Fix possible incorrect behaviour of backup_and_restore.sh with --delete-days parameter

Open selivan opened this issue 3 years ago • 0 comments

Summary

backup_and_restore.sh has --delete-days parameter that works very straightforward:

find ${BACKUP_LOCATION}/mailcow-* -maxdepth 0 -mmin +$((${1}*60*24)) -exec rm -rvf {} \;

Also the script does rotation without checking if the backup was successful or not.

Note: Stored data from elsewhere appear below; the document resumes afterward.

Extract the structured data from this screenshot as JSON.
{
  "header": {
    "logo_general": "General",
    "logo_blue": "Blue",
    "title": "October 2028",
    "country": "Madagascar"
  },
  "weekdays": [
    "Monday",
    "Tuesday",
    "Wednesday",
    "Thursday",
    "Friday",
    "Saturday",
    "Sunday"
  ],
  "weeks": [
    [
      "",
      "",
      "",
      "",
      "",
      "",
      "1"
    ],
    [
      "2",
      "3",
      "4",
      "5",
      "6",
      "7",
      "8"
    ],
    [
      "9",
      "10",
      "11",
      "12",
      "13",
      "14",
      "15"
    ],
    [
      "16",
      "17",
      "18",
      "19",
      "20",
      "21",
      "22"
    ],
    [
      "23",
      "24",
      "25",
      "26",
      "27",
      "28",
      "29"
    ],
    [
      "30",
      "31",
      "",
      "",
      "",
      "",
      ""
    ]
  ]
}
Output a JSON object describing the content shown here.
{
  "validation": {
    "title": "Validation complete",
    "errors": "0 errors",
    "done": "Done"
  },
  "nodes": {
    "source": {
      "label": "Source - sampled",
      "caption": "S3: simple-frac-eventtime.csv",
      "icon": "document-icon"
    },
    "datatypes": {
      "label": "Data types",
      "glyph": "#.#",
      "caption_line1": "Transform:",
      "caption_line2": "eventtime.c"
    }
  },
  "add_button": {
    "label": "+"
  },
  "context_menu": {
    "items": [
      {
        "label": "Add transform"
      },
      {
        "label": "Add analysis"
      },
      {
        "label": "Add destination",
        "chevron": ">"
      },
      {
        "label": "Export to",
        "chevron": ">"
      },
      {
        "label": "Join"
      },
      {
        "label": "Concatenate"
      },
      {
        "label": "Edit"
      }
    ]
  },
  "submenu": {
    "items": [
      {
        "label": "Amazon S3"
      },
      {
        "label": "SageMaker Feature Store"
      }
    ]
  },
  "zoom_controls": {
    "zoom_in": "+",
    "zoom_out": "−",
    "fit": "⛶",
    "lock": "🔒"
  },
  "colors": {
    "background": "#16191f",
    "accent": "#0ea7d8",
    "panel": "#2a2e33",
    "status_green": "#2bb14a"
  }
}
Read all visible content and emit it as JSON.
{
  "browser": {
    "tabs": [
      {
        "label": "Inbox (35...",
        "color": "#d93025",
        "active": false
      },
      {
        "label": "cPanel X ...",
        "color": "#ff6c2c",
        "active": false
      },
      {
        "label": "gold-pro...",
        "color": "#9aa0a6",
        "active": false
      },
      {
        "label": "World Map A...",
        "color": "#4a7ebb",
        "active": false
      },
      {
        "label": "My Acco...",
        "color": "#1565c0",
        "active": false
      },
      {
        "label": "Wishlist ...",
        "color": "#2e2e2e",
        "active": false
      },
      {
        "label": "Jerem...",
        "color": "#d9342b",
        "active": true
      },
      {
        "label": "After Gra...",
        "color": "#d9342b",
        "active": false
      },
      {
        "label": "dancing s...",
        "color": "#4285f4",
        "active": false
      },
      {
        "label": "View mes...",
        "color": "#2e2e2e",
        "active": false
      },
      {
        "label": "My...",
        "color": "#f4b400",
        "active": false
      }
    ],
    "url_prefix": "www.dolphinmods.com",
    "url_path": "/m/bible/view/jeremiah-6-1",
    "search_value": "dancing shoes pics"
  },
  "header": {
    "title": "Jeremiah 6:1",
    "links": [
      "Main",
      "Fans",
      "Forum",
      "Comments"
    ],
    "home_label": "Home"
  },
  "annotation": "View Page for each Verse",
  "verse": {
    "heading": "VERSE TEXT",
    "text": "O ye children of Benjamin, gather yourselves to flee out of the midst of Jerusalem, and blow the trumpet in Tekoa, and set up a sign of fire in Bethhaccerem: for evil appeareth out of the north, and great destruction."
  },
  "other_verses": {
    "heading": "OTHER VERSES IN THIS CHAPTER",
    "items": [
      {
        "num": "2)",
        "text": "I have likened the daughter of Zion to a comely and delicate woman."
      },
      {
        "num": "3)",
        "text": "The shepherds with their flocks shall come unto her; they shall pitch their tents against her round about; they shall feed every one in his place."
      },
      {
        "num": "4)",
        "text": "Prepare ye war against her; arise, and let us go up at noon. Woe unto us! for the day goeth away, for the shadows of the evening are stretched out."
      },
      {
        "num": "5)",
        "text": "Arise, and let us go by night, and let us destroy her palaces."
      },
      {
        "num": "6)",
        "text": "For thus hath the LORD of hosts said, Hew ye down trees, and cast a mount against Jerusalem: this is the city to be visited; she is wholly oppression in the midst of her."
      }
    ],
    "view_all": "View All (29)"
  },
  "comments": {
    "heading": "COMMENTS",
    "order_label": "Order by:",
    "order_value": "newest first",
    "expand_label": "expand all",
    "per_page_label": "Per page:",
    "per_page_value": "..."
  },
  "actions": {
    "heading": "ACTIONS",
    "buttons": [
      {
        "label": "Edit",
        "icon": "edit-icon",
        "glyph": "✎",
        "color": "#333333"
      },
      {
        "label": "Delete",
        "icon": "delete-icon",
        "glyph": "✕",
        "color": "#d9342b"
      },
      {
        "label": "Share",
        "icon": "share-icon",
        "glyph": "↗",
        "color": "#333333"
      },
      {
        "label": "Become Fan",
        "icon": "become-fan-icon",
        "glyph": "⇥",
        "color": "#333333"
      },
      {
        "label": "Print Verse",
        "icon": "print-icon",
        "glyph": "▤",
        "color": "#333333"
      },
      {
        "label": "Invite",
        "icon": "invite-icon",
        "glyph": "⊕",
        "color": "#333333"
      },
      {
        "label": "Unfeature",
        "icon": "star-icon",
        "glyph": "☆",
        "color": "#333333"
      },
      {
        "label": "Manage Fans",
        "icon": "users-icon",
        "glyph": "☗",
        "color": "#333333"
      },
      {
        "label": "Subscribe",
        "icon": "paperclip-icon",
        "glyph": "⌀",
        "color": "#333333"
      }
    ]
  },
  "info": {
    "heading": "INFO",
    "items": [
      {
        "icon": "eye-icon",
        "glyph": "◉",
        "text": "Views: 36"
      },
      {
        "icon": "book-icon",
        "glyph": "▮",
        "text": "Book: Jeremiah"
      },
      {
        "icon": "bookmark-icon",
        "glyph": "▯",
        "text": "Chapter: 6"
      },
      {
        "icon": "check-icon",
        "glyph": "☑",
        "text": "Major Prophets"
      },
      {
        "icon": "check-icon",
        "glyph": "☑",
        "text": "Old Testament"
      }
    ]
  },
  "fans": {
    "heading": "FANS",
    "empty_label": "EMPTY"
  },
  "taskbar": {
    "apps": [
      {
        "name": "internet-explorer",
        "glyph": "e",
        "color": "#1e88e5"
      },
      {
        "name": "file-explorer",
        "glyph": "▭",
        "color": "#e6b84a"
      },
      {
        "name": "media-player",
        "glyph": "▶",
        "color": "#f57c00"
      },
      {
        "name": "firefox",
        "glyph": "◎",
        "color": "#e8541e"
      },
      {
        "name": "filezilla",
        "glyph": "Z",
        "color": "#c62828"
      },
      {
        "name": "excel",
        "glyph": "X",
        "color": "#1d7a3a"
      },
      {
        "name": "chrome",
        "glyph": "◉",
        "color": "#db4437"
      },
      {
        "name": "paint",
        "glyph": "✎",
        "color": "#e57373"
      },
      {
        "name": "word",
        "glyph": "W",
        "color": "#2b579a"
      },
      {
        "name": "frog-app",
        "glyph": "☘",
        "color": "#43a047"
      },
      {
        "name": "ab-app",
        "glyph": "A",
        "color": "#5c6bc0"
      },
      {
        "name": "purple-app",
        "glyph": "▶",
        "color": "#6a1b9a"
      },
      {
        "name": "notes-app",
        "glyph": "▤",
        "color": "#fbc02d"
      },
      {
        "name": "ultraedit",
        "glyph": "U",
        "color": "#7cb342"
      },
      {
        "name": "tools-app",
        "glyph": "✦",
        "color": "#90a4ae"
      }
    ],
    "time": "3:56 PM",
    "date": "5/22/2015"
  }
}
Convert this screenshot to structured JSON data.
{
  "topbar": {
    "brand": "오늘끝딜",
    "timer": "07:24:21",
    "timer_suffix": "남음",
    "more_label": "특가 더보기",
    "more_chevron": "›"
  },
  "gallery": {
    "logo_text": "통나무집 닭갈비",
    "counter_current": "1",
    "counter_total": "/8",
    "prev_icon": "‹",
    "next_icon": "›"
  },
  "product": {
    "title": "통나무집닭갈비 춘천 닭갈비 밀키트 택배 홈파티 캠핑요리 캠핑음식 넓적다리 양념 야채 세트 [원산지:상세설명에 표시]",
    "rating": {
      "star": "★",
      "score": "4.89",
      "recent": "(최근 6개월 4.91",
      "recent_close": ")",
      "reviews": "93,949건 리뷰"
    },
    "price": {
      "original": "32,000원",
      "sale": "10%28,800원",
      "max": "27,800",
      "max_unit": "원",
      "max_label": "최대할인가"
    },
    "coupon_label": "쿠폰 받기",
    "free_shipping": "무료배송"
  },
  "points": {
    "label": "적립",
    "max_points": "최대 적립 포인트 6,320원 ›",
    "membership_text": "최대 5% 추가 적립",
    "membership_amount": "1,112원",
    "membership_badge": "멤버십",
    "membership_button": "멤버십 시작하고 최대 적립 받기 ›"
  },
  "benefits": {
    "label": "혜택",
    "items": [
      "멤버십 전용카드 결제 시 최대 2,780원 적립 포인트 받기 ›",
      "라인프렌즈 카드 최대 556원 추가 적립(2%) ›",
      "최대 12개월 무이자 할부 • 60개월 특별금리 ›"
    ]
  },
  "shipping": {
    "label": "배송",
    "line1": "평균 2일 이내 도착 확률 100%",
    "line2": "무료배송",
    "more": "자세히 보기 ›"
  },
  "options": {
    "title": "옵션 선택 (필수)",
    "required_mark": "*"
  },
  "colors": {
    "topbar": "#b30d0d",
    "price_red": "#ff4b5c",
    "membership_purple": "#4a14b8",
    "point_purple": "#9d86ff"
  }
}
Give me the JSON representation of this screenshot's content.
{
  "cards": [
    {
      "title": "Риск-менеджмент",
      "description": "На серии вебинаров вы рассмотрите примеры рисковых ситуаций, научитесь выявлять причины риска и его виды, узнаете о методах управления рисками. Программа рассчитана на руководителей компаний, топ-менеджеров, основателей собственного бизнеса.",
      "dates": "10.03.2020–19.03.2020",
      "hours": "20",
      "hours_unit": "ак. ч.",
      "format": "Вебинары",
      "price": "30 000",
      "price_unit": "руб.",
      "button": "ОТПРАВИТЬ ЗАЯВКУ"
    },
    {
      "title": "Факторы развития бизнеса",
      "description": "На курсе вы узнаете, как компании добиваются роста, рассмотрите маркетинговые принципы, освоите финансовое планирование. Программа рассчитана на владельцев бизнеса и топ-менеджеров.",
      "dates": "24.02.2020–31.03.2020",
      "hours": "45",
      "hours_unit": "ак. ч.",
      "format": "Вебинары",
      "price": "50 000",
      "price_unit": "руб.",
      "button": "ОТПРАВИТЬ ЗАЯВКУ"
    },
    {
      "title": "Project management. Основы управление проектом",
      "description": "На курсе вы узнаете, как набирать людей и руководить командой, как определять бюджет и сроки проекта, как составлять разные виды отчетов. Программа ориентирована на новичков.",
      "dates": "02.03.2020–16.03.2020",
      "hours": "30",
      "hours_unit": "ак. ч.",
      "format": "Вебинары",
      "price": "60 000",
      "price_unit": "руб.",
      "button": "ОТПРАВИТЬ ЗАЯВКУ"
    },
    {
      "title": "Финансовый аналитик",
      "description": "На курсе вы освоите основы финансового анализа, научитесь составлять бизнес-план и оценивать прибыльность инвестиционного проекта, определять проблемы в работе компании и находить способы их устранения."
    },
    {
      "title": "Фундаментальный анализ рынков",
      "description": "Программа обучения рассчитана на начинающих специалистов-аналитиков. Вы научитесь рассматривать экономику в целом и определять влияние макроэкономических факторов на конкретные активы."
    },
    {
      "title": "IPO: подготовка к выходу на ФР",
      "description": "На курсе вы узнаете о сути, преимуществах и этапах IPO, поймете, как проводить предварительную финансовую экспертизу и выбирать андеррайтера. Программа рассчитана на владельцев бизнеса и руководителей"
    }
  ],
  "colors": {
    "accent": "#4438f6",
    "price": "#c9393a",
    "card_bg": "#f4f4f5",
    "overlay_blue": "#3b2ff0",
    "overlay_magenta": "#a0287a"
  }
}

This is a pitfall for two possible very bad scenarios:

something goes wrong, and all backups since that time become broken. For example, mariabackup is not successful anymore. But backup rotation still works and in N days user will have N corrupted backups and zero good backups.
server goes offline for a time longer than --delete-days in cron job. After going online it will delete all backups except the last taken.

The two scenarios can combine: server goes offline for N+M days, than it goes offline but now docker stops working: /var/lib/docker failed to mount. Backup volume however mounted correctly, so now the cron job creates incorrect backup and deletes all good backups.

I suggest:

Include backup was successful check in the script and run rotation only if it was ok
Replace --delete-days parametes with safer approach like --number-backups-to-keep

Motivation

Users will be less likely to find themselves without correct backup.

Also, if the backup script can provide exit code indication backup success or failure, it can be integrated with monitoring.

Additional context

When I was just starting to work in IT, I've learned the idea about backup rotation only after checking that taken backup is correct the hard way. Let's keep everybody else from that experience :)

Apr 26 '22 18:04 selivan